Cette opposition se retrouve encore dans les termes
bonapartiste et
napoléonien.
Un régime, un parti, un courant d'idée contemporain peut
être bonapartiste, mais non napoléonien. Le régime
napoléonien désigne deux époques historiques et
n'a de sens qu'au point de vue historique. Cependant, un style, un
texte, une peinture, un meuble peut être napoléonien parce
qu'il se réfère à la culture de ces
époques. Attention ! Le nom de Napoléon Bonaparte a
engendré un troisième adjectif
napoléonide,
mais il s'agit alors de la désignation des différents
souverains de la famille Bonaparte. Le suffixe -ide marque l'origine
à partir d'une personne. On le retrouve dans la mythologie :
les Néréides, les
Danaïdes, les Océanides. On l'emploie aussi pour des
dynasties antiques :
les
Ptolémaïdes, les Sassanides, les Abbassides, les Fatimides.

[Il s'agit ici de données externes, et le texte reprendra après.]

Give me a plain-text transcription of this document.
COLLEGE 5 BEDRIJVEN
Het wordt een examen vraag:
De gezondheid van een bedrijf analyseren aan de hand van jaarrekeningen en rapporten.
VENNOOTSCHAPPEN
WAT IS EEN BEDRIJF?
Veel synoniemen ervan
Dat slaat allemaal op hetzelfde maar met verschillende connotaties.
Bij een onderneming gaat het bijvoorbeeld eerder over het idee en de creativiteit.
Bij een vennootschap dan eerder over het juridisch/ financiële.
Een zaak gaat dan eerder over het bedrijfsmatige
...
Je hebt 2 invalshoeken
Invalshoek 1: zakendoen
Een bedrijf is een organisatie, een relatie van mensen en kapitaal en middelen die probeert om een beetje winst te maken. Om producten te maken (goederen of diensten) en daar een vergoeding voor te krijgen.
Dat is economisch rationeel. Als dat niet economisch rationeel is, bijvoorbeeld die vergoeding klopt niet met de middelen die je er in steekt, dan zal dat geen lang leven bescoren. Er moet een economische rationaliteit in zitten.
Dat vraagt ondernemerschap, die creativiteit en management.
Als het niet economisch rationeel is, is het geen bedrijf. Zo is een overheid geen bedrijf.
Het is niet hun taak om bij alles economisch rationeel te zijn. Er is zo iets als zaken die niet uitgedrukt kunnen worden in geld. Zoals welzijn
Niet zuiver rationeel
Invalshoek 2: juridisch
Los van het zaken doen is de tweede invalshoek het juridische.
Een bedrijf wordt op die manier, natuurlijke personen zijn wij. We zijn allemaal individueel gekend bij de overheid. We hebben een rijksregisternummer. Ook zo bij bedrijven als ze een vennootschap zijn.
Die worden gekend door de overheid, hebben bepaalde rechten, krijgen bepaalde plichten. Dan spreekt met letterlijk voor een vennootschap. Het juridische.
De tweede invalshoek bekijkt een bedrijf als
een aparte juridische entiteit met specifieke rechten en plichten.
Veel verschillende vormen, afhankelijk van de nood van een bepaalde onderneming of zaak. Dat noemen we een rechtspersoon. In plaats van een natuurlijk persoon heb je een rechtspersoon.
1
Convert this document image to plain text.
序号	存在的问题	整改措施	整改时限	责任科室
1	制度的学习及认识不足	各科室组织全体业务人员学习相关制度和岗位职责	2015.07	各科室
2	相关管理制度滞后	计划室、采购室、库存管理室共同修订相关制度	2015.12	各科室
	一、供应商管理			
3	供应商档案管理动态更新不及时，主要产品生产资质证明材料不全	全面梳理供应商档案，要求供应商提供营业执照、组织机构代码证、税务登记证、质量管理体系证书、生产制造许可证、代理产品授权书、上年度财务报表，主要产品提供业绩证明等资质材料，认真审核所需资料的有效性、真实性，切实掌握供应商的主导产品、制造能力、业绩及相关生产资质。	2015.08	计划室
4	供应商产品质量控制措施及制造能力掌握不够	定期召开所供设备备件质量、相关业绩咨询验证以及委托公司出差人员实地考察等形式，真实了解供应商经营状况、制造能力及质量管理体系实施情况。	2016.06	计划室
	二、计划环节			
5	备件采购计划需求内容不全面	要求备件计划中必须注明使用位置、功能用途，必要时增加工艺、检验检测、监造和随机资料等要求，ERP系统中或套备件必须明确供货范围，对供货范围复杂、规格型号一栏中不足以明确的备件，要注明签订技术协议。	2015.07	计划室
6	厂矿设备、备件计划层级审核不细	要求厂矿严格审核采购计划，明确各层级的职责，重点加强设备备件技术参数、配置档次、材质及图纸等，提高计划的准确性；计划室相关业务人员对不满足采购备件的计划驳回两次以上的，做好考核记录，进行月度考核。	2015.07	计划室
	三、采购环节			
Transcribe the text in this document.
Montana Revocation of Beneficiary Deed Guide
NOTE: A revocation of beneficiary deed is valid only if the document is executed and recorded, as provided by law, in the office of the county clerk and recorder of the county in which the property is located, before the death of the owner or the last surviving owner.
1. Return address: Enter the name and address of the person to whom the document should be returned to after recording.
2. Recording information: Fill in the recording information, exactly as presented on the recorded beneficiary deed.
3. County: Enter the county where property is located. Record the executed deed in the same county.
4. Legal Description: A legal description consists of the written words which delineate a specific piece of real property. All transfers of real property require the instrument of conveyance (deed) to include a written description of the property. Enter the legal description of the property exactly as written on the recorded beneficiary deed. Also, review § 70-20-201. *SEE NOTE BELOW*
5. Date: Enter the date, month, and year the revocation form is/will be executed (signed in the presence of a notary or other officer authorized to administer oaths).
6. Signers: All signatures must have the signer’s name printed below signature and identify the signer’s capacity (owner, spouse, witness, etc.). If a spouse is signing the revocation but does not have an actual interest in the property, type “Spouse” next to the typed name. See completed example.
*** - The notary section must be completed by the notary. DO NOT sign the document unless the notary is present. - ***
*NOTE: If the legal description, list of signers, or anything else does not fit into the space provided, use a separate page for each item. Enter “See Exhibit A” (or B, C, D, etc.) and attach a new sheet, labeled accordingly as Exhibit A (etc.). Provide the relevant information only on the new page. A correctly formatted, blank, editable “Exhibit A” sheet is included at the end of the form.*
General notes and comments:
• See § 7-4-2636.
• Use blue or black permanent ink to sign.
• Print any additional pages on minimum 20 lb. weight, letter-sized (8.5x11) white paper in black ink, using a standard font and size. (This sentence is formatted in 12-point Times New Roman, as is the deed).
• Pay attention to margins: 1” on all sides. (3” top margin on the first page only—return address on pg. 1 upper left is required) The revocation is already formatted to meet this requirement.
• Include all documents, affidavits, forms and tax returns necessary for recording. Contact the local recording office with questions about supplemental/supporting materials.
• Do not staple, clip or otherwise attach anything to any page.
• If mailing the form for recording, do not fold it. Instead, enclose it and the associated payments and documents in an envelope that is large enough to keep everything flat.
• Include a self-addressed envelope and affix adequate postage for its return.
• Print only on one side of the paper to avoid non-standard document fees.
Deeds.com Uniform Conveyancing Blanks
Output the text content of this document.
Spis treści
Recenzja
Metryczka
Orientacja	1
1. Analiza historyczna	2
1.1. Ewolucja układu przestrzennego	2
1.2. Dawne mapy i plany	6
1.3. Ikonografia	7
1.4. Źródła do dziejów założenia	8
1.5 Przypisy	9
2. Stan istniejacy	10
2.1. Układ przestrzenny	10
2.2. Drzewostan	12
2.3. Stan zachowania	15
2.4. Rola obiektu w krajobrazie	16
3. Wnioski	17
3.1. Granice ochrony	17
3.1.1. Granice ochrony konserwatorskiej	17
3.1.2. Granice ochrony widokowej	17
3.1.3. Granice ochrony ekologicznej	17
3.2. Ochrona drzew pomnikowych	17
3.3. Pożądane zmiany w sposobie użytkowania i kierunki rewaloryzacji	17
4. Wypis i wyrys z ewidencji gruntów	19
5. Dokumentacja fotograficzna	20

On utilise peu -iste pour les auteurs, plus pour les
spécialistes ou
amateurs. Un
zoliste, un
moliériste
étudient Zola et Molière. En revanche, ils peuvent se
pencher sur des vers raciniens ou des phrases proustiennes. Toutefois,
le terme
rousseauiste se
rapporte à l'idéologie prêtée à
Rousseau (une communauté rousseauiste) sans aucun rapport avec
les écrits, le terme est synonyme d'angélisme bête
lorsqu'il n'est pas en rapport avec les textes du temps.
3. Le suffixe -esque
Il est le plus souvent péjoratif et il insiste sur la
manière, il induit souvent un aspect hyperbolique dans le style.
Dantesque est ce qui a le
caractère sombre, fantastique et sublime de l'œuvre de
Dante. Une vision dantesque est une vision énorme, à la
dimension de Dante. Une scène
molièresque
n'est pas de Molière, mais à la façon de
Molière, une scène qui prête au rire.
Gongoresque est un reproche et ne
concerne que de loin
Gongora, cela se rapporte à des écrits aussi obscur que
ceux de Gongora.
Pagnolesque
est plus positif et rejoint
moliéresque
par la verve.
Le suffixe peut être insultant ou plaisant si
l'adjectif est inventé. Il est subjectif et il traduit le point
de vue du locuteur pour
l'essentiel.
4. Le suffixe -lâtre
Il signifie « qui adore ».
Hugolâtre. Il rejoint le
précédent.
5. Le suffixe -ique
Pour des définitions de doctrines philosophiques
ou les termes de poétique, mais avec un sens qui
s'est
éloigné de la personne. Des vers
marotiques, ou de vers qui imitent
le style de Marot, considérés comme le
modèle de la poésie ancienne, gaie et simple. L'adjectif
platonique a changé de sens
au XVIII
e s. C'est ce qui a un caractère purement
idéal, sans rien de matériel, de charnel comme un amour
platonique, une liaison plantique, des amants platoniques. En revanche,
des amours ou des mœurs
socratiques
se rapporteront à l'homosexualité, voire à la
pédérastie, et les dialogues socratiques pèsent
peu dans la balance.
Ce suffixe a été peu productif pour les auteurs et il ne
reste que les textes socratiques pour en témoigner.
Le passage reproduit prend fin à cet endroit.